ST-segment depressions in the anterior precordial leads may be caused by a posterior wall STEMI. Or they may be caused by anterior wall ischemia (unstable angina or a non-STEMI). Or anterior wall ST-segment depressions may be a sign of acute or chronic pulmonary hypertension (for example, in the setting of acute pulmonary embolism). Our objective is to discern when right precordial ST-segment depressions are a posterior wall “STEMI equivalent” (Brady et al., 2001; Wagner et al., 2009; Thygesen et al., 2012; Nikus et al., 2010; Rokos et al., 2010; Fesmire et al., 2006; Birnbaum, Nikus et al., 2014; Birnbaum, Wilson et al., 2014; Smith et al., 2002). The ECG features of acute pulmonary embolism are discussed in detail in Chapter 5, The Electrocardiography of Shortness of Breath.

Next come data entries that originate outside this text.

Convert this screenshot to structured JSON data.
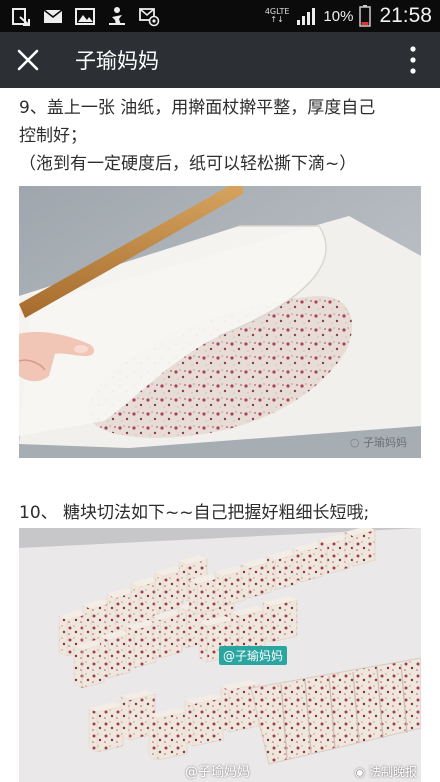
{
  "status_bar": {
    "network_top": "4GLTE",
    "network_bottom": "↑↓",
    "battery_percent": "10%",
    "time": "21:58",
    "icons": [
      "notification-icon",
      "mail-icon",
      "image-icon",
      "person-icon",
      "mail-at-icon",
      "signal-icon",
      "battery-icon"
    ]
  },
  "header": {
    "title": "子瑜妈妈",
    "close_icon": "close-icon",
    "more_icon": "more-vert-icon",
    "background": "#2c3034"
  },
  "article": {
    "step9_line1": "9、盖上一张 油纸，用擀面杖擀平整，厚度自己",
    "step9_line2": "控制好；",
    "step9_line3": "（沲到有一定硬度后，纸可以轻松撕下滴~）",
    "photo1_watermark": "子瑜妈妈",
    "step10_line1": "10、 糖块切法如下~~自己把握好粗细长短哦;",
    "photo2_tag": "@子瑜妈妈",
    "photo2_watermark": "@子瑜妈妈",
    "corner_watermark": "法制晚报"
  }
}
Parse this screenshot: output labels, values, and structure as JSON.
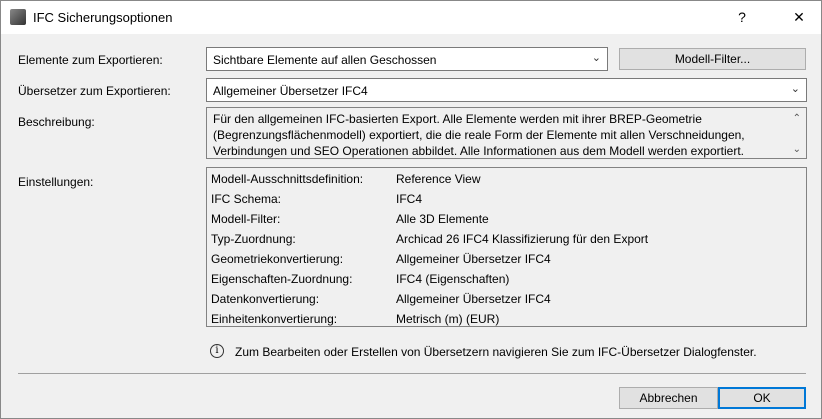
{
  "window": {
    "title": "IFC Sicherungsoptionen",
    "help": "?",
    "close": "✕"
  },
  "form": {
    "elements_label": "Elemente zum Exportieren:",
    "elements_value": "Sichtbare Elemente auf allen Geschossen",
    "model_filter_button": "Modell-Filter...",
    "translator_label": "Übersetzer zum Exportieren:",
    "translator_value": "Allgemeiner Übersetzer IFC4",
    "description_label": "Beschreibung:",
    "description": "Für den allgemeinen IFC-basierten Export. Alle Elemente werden mit ihrer BREP-Geometrie (Begrenzungsflächenmodell) exportiert, die die reale Form der Elemente mit allen Verschneidungen, Verbindungen und SEO Operationen abbildet. Alle Informationen aus dem Modell werden exportiert.",
    "settings_label": "Einstellungen:"
  },
  "settings": [
    {
      "key": "Modell-Ausschnittsdefinition:",
      "value": "Reference View"
    },
    {
      "key": "IFC Schema:",
      "value": "IFC4"
    },
    {
      "key": "Modell-Filter:",
      "value": "Alle 3D Elemente"
    },
    {
      "key": "Typ-Zuordnung:",
      "value": "Archicad 26 IFC4 Klassifizierung für den Export"
    },
    {
      "key": "Geometriekonvertierung:",
      "value": "Allgemeiner Übersetzer IFC4"
    },
    {
      "key": "Eigenschaften-Zuordnung:",
      "value": "IFC4 (Eigenschaften)"
    },
    {
      "key": "Datenkonvertierung:",
      "value": "Allgemeiner Übersetzer IFC4"
    },
    {
      "key": "Einheitenkonvertierung:",
      "value": "Metrisch (m) (EUR)"
    }
  ],
  "info": "Zum Bearbeiten oder Erstellen von Übersetzern navigieren Sie zum IFC-Übersetzer Dialogfenster.",
  "buttons": {
    "cancel": "Abbrechen",
    "ok": "OK"
  }
}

One important point first: Any ST-segment depression in V1, V2 and V3, even subtle deviations, should be taken seriously. Remember that most normal individuals have some degree of ST-segment elevation in one or more of the right precordial leads. This means that any degree of anterior precordial ST-segment depression should raise the possibility of posterior wall STEMI or anterior wall ischemia. Also keep in mind that the anterior precordial leads are at some distance from the posterior wall of the left ventricle. Not surprisingly, even in the presence of an evolving posterior STEMI, the ST-segment depressions in V1, V2 and V3 may appear modest. Use old, baseline ECGs for comparison, if they are available.
Following are several important clues that can help to differentiate anterior wall ischemia or non-STEMI from posterior wall STEMI.
Acute posterior wall STEMI is likely if the anterior precordial ST-segment depressions are limited to or are most prominent in the three right precordial leads (V1, V2 and V3). Anterior wall ischemia (unstable angina or a non-STEMI) is more likely if the anterolateral leads (V4–V6) are most affected by the ST-segment depressions and if the ST-T-wave changes are transient or dynamic (Smith et al., 2002).
Acute posterior wall STEMI is also more likely if the right precordial ST-segment depressions are accompanied by tall, upright T-waves. T-wave inversions are more common in anterior wall subendocardial ischemia (and in acute pulmonary embolism). Again, the “bolt upright” T-waves in V1–V3 are the mirror image of posterior wall T-wave inversions. See Figure 4.3.
Posterior wall STEMI is more likely if the R-waves in leads V1 or V2 are tall, are broad or have a slurred upstroke.
Posterior STEMI is more likely if the ECG demonstrates: (a) signs of concomitant lateral wall STEMI (ST-segment elevations or loss of R-wave voltage in the lateral precordial leads V5 or V6); (b) signs of concomitant high lateral STEMI (ST-segment elevations in leads I and aVL); or (c) signs of evolving inferior wall STEMI (Nikus et al., 2010; Lawner et al., 2012).
Figure 4.3 Differentiating anterior wall ischemia from posterior wall STEMI.
Posterior wall STEMI is highly likely when the right precordial ST-segments are accompanied by upright T-waves (Panel A). Panel C demonstrates symmetric T-wave inversions and is more characteristic of anterior wall ischemia (unstable angina or non-STEMI). Panel B has features of anterior ischemia and posterior STEMI; posterior leads should be obtained, along with echocardiography, whenever the diagnosis is in doubt. Remember: Panels B and C are also characteristic of acute pulmonary embolism (see Chapter 5).